Background Checks. The Revised Regulations limit the application of employee background checks, which had been broadly proposed to apply to all employees, to apply only to those with access to customer funds.
Change of Control. The Revised Regulations add a specific process to request a determination by the DFS that a proposed transaction does not constitute a change of control (e.g., the DFS determines that the person is purchasing the Licensee’s stock solely for passive investment purposes).
Tax Verification. An applicant must now provide verification to DFS that it is compliant with all New York state tax obligations.
Application Fees. The Revised Regulations specify that an application will cost five thousand dollars, instead of an amount set at the discretion of the Superintendant, as originally proposed.
The Revised Regulations have relaxed certain capital requirements. Under the Original Regulations, a Licensee could invest its retained earnings and profits only in certain enumerated investment types, such as government bonds or securities, with maturities no greater than one year. In contrast, the Revised Regulations permit Licensees to invest in any “high-quality, highly liquid, investment-grade assets” in proportions acceptable to DFS. It is not clear how the deletion of bank deposits, which were enumerated in the Original Regulations, will be treated under this rubric, however, since they generally do not receive investment ratings but presumably should be eligible for this purpose. Additionally, virtual currency holdings may now count towards a Licensee’s capital requirements.
The Revised Regulations continue to require Licensees to maintain U.S. dollar bonding or trust funds and capital for the benefit of customers, but further provide that trust funds may be maintained only with “Qualified Custodians.” This term is limited to certain regulated financial institutions, such as trust companies and banks, located in New York and approved by the DFS.
The Revised Regulations no longer provide a blanket right for consumers to claim compensation from the Licensee’s bonding or trust funds for all “fraud.”
Books and Records
The Revised Regulations reduce the applicable recordkeeping requirements from ten years to seven years.
Records of Virtual Currency Transactions. While the Original Regulations required Licensees to provide the identity and physical addresses for all parties – including non-customer counterparties – to a transaction, the Revised Regulations require Licensees to obtain the information only for their own customers, although Licensees must provide information on non-customer counterparties “to the extent practicable.”
Customer Identification Program. The Revised Regulations require Licensees to verify the identity of a customer when either (1) opening an account or (2) establishing a service relationship, the latter being a new requirement. The Revised Regulations do not specify what would be a “service relationship” for this purpose.
AML Compliance Testing. The Revised Regulations clarify that internal AML compliance reviews must be independent of line operations to qualify as an alternative to an external review.

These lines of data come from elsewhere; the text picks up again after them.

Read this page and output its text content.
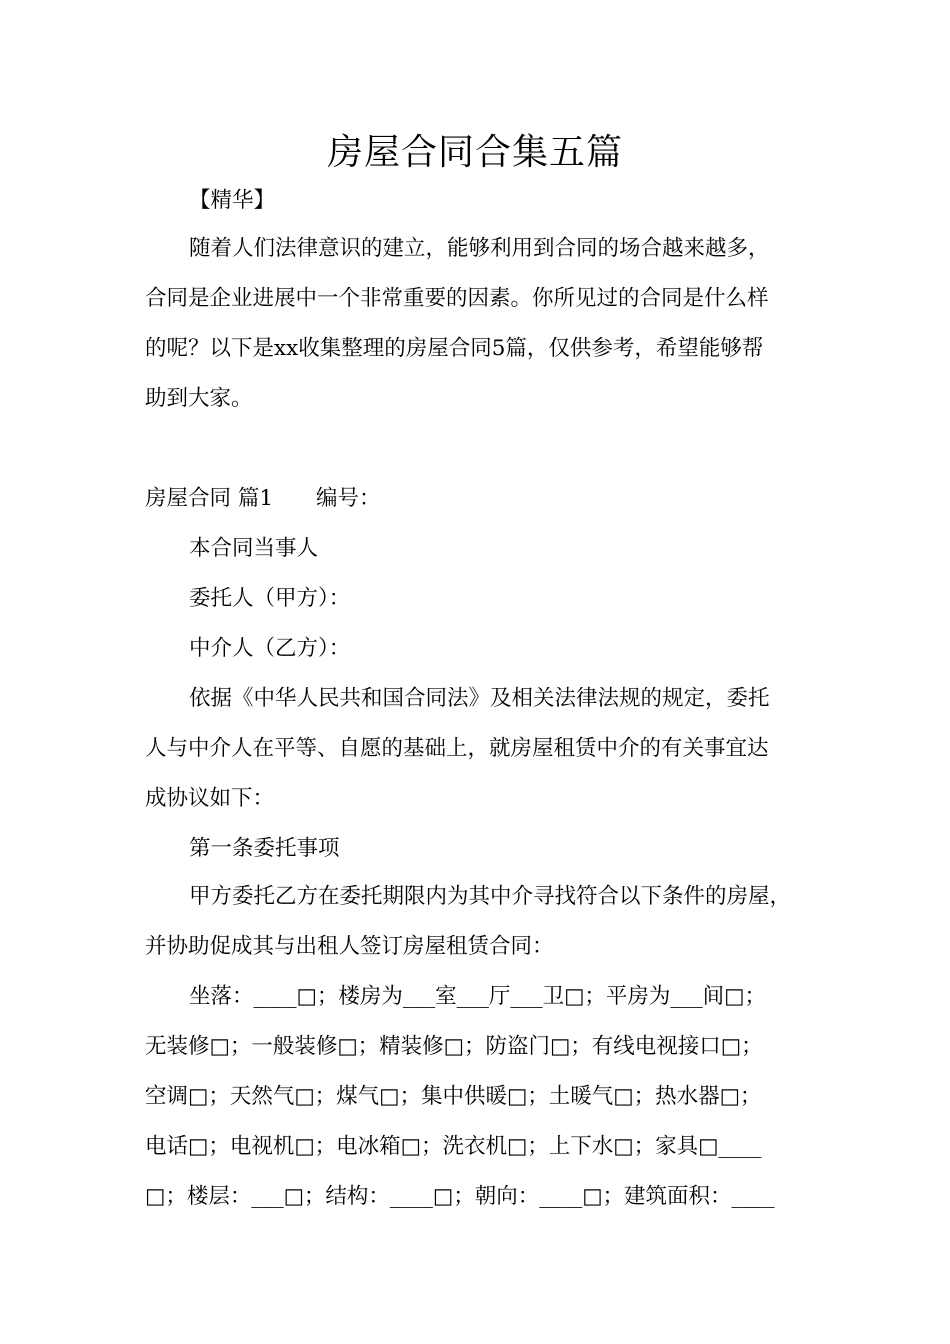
房屋合同合集五篇
【精华】
随着人们法律意识的建立，能够利用到合同的场合越来越多，
合同是企业进展中一个非常重要的因素。你所见过的合同是什么样
的呢？以下是xx收集整理的房屋合同5篇，仅供参考，希望能够帮
助到大家。
房屋合同 篇1　　编号：
本合同当事人
委托人（甲方）：
中介人（乙方）：
依据《中华人民共和国合同法》及相关法律法规的规定，委托
人与中介人在平等、自愿的基础上，就房屋租赁中介的有关事宜达
成协议如下：
第一条委托事项
甲方委托乙方在委托期限内为其中介寻找符合以下条件的房屋，
并协助促成其与出租人签订房屋租赁合同：
坐落：____□；楼房为___室___厅___卫□；平房为___间□；
无装修□；一般装修□；精装修□；防盗门□；有线电视接口□；
空调□；天然气□；煤气□；集中供暖□；土暖气□；热水器□；
电话□；电视机□；电冰箱□；洗衣机□；上下水□；家具□____
□；楼层：___□；结构：____□；朝向：____□；建筑面积：____
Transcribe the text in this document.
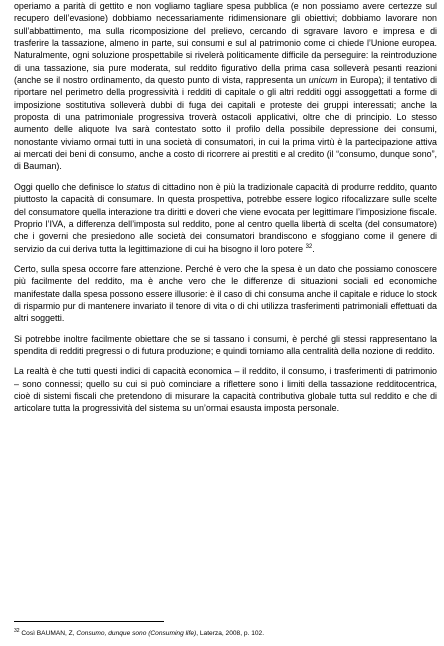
operiamo a parità di gettito e non vogliamo tagliare spesa pubblica (e non possiamo avere certezze sul recupero dell’evasione) dobbiamo necessariamente ridimensionare gli obiettivi; dobbiamo lavorare non sull’abbattimento, ma sulla ricomposizione del prelievo, cercando di sgravare lavoro e impresa e di trasferire la tassazione, almeno in parte, sui consumi e sul al patrimonio come ci chiede l’Unione europea. Naturalmente, ogni soluzione prospettabile si rivelerà politicamente difficile da perseguire: la reintroduzione di una tassazione, sia pure moderata, sul reddito figurativo della prima casa solleverà pesanti reazioni (anche se il nostro ordinamento, da questo punto di vista, rappresenta un unicum in Europa); il tentativo di riportare nel perimetro della progressività i redditi di capitale o gli altri redditi oggi assoggettati a forme di imposizione sostitutiva solleverà dubbi di fuga dei capitali e proteste dei gruppi interessati; anche la proposta di una patrimoniale progressiva troverà ostacoli applicativi, oltre che di principio. Lo stesso aumento delle aliquote Iva sarà contestato sotto il profilo della possibile depressione dei consumi, nonostante viviamo ormai tutti in una società di consumatori, in cui la prima virtù è la partecipazione attiva ai mercati dei beni di consumo, anche a costo di ricorrere ai prestiti e al credito (il “consumo, dunque sono”, di Bauman).

Oggi quello che definisce lo status di cittadino non è più la tradizionale capacità di produrre reddito, quanto piuttosto la capacità di consumare. In questa prospettiva, potrebbe essere logico rifocalizzare sulle scelte del consumatore quella interazione tra diritti e doveri che viene evocata per legittimare l’imposizione fiscale. Proprio l’IVA, a differenza dell’imposta sul reddito, pone al centro quella libertà di scelta (del consumatore) che i governi che presiedono alle società dei consumatori brandiscono e sfoggiano come il genere di servizio da cui deriva tutta la legittimazione di cui ha bisogno il loro potere $^{32}$.

Certo, sulla spesa occorre fare attenzione. Perché è vero che la spesa è un dato che possiamo conoscere più facilmente del reddito, ma è anche vero che le differenze di situazioni sociali ed economiche manifestate dalla spesa possono essere illusorie: è il caso di chi consuma anche il capitale e riduce lo stock di risparmio pur di mantenere invariato il tenore di vita o di chi utilizza trasferimenti patrimoniali effettuati da altri soggetti.

Si potrebbe inoltre facilmente obiettare che se si tassano i consumi, è perché gli stessi rappresentano la spendita di redditi pregressi o di futura produzione; e quindi torniamo alla centralità della nozione di reddito.

La realtà è che tutti questi indici di capacità economica – il reddito, il consumo, i trasferimenti di patrimonio – sono connessi; quello su cui si può cominciare a riflettere sono i limiti della tassazione redditocentrica, cioè di sistemi fiscali che pretendono di misurare la capacità contributiva globale tutta sul reddito e che di articolare tutta la progressività del sistema su un’ormai esausta imposta personale.

$^{32}$ Così BAUMAN, Z, Consumo, dunque sono (Consuming life), Laterza, 2008, p. 102.
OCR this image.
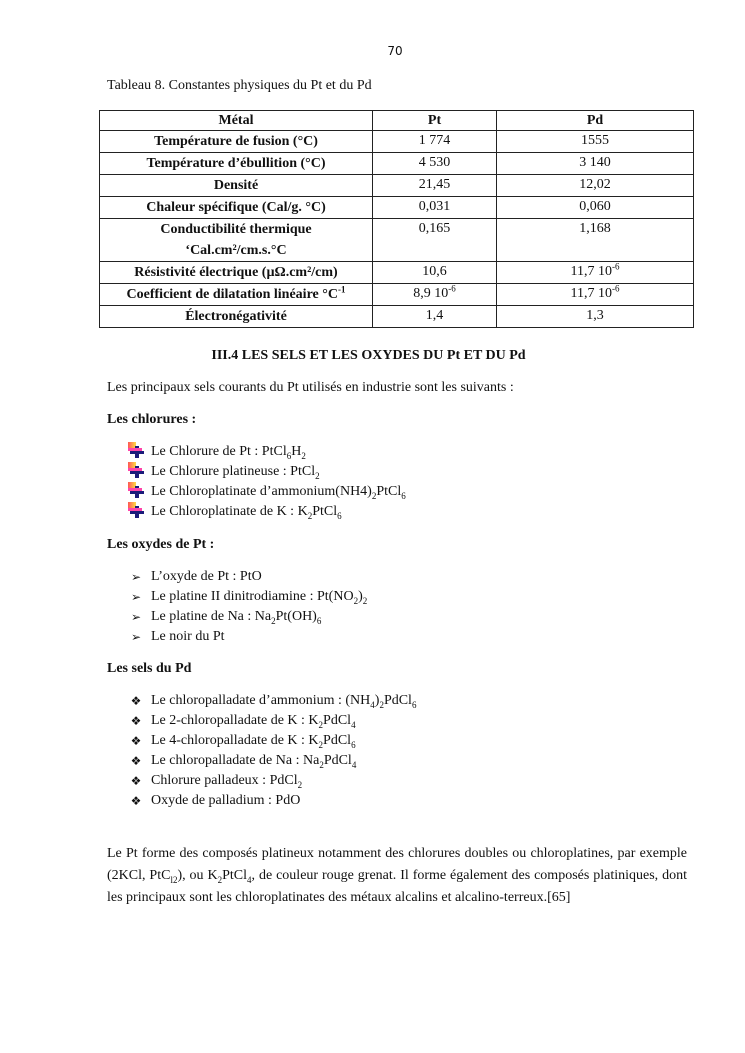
70
Tableau 8. Constantes physiques du Pt et du Pd
Métal	Pt	Pd
Température de fusion (°C)	1 774	1555
Température d’ébullition (°C)	4 530	3 140
Densité	21,45	12,02
Chaleur spécifique (Cal/g. °C)	0,031	0,060
Conductibilité thermique
‘Cal.cm²/cm.s.°C	0,165	1,168
Résistivité électrique (µΩ.cm²/cm)	10,6	11,7 $10^{-6}$
Coefficient de dilatation linéaire $^\circ C^{-1}$	8,9 $10^{-6}$	11,7 $10^{-6}$
Électronégativité	1,4	1,3
III.4 LES SELS ET LES OXYDES DU Pt ET DU Pd
Les principaux sels courants du Pt utilisés en industrie sont les suivants :
Les chlorures :
Le Chlorure de Pt : $PtCl_6H_2$
Le Chlorure platineuse : PtCl$_2$
Le Chloroplatinate $d’ammonium(NH4)_2PtCl_6$
Le Chloroplatinate de K : $K_2PtCl_6$
Les oxydes de Pt :
➢ L’oxyde de Pt : PtO
➢ Le platine II dinitrodiamine : $Pt(NO_2)_2$
➢ Le platine de Na : $Na_2Pt(OH)_6$
➢ Le noir du Pt
Les sels du Pd
❖ Le chloropalladate d’ammonium : $(NH_4)_2PdCl_6$
❖ Le 2-chloropalladate de K : $K_2PdCl_4$
❖ Le 4-chloropalladate de K : $K_2PdCl_6$
❖ Le chloropalladate de Na : $Na_2PdCl_4$
❖ Chlorure palladeux : PdCl$_2$
❖ Oxyde de palladium : PdO
Le Pt forme des composés platineux notamment des chlorures doubles ou chloroplatines, par exemple (2KCl, PtC$_{l2}$), ou $K_2PtCl_4$, de couleur rouge grenat. Il forme également des composés platiniques, dont les principaux sont les chloroplatinates des métaux alcalins et alcalino-terreux.[65]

The Revised Regulations require a Licensee’s chief information security office to annually review and update the Licensee’s cybersecurity program. However, Licensees are no longer required to engage a third party to conduct a review of the source code of the Licensee’s proprietary software, one of the most controversial aspects of the Original Regulations.
The public may submit comments for 30 days after the publications of the Revised Regulations in the New York State Register, which has not occurred as of the publication of this alert.